A shilling landed on her tray when Isabelle delivered food to the table where Mr. Barnaby, a village carpenter, and his wife were dining.
“Excellent, as usual, Mrs. Smith!” the man boomed. His wife nodded her agreement.
Isabelle’s heart swelled with pride and delight at the extra coin. “Thank you kindly, sir.” She bobbed a curtsy in her giddiness.
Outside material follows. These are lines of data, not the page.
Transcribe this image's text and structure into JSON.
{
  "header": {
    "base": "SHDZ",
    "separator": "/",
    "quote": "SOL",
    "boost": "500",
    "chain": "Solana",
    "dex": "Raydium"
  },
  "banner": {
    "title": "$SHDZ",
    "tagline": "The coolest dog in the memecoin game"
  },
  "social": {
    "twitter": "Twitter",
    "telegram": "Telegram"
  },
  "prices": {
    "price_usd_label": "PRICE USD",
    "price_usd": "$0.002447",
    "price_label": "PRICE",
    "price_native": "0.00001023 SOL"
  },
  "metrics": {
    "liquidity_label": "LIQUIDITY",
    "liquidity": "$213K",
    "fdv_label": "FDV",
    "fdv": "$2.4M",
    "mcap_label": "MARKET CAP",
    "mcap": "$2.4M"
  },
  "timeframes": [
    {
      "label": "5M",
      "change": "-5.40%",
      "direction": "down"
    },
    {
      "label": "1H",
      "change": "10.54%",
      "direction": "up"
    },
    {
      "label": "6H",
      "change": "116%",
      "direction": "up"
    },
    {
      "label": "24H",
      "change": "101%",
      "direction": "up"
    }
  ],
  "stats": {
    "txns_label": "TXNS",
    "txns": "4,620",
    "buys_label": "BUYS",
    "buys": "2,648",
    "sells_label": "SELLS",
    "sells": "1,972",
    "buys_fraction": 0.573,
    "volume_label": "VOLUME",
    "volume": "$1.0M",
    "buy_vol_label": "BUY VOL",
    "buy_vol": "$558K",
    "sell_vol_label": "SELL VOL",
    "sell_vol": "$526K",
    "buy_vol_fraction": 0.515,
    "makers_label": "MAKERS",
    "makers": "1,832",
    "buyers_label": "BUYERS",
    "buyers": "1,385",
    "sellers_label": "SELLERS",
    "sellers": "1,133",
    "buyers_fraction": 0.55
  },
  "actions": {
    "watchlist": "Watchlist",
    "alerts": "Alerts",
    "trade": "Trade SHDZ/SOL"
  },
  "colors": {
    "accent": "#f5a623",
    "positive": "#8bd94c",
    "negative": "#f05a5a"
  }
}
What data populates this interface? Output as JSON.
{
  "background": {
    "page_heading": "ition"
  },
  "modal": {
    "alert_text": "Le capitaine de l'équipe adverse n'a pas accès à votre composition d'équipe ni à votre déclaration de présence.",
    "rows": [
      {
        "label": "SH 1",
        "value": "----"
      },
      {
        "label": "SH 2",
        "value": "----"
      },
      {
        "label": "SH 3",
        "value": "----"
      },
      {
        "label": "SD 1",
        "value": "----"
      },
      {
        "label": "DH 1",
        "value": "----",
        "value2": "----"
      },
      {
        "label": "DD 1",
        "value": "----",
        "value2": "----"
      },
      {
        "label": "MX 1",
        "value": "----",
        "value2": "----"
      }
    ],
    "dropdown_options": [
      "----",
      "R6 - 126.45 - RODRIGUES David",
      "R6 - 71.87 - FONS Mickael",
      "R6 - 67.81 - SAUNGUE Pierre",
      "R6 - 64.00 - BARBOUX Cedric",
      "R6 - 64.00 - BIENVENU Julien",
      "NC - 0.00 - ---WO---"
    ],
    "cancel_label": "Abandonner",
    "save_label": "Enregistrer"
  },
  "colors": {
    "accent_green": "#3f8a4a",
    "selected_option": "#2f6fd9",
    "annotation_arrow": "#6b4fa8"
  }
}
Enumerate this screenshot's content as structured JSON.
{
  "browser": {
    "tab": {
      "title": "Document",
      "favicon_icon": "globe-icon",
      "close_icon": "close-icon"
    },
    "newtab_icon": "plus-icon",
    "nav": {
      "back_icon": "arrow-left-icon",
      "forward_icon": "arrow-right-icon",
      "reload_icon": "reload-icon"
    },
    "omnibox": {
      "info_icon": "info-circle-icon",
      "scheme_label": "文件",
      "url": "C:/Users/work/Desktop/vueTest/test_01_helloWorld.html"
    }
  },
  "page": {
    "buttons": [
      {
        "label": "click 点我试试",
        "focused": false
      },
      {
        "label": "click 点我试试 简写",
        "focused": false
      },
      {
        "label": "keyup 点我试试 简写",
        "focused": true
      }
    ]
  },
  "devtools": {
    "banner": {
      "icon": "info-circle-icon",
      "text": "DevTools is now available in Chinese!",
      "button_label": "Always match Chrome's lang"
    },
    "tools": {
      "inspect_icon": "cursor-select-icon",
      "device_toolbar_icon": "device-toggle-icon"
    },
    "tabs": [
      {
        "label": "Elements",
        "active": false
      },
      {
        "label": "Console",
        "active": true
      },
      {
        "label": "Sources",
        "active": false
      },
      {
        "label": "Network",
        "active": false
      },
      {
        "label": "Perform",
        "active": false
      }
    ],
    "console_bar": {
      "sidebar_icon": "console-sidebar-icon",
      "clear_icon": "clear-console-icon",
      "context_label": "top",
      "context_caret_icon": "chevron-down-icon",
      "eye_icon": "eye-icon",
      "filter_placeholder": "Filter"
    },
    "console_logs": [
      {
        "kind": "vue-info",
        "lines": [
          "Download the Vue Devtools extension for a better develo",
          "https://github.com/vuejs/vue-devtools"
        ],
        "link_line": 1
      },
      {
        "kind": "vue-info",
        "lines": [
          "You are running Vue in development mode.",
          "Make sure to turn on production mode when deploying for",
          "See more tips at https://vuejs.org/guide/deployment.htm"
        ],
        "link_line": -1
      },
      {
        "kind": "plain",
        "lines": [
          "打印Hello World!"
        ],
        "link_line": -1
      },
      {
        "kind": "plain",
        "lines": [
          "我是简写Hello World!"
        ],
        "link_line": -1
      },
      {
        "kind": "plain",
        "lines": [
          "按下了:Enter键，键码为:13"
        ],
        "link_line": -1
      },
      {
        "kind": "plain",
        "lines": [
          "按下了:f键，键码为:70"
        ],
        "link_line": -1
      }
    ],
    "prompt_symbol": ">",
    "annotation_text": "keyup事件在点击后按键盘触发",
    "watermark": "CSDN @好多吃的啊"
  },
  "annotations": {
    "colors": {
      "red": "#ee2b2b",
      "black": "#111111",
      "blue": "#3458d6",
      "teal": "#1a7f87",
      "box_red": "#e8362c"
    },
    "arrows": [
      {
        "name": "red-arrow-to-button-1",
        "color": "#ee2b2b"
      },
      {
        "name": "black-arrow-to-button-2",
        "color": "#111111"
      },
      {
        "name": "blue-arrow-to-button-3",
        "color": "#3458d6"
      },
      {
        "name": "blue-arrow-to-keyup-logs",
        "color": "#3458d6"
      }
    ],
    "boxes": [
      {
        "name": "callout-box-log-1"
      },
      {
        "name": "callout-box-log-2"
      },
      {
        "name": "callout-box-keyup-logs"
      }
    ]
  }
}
As she returned to the kitchen to reload her tray, heat crept up her neck as she realized what she’d done. She was a gently born woman who had just curtsied to a carpenter.
Never did Isabelle think she’d see the day where she’d make a cake of herself over a few pennies tossed in her direction, but that was before she was a ruined woman, before her brother had cast her aside. She might have been born to a softer life, but that life was long gone. She slammed open the kitchen door and filled more bowls.
This was her life now. She cooked in the kitchen of a middle-of-nowhere inn to keep a roof over her head and food on her and Bessie’s plates. Fortunately, Mr. Davies didn’t mind if she took home some of the leftovers from her evening’s efforts. She’d eaten more beef stew and mutton than she cared to think about, but at least she could count on having one hearty meal at night and a bit of bread in the morning.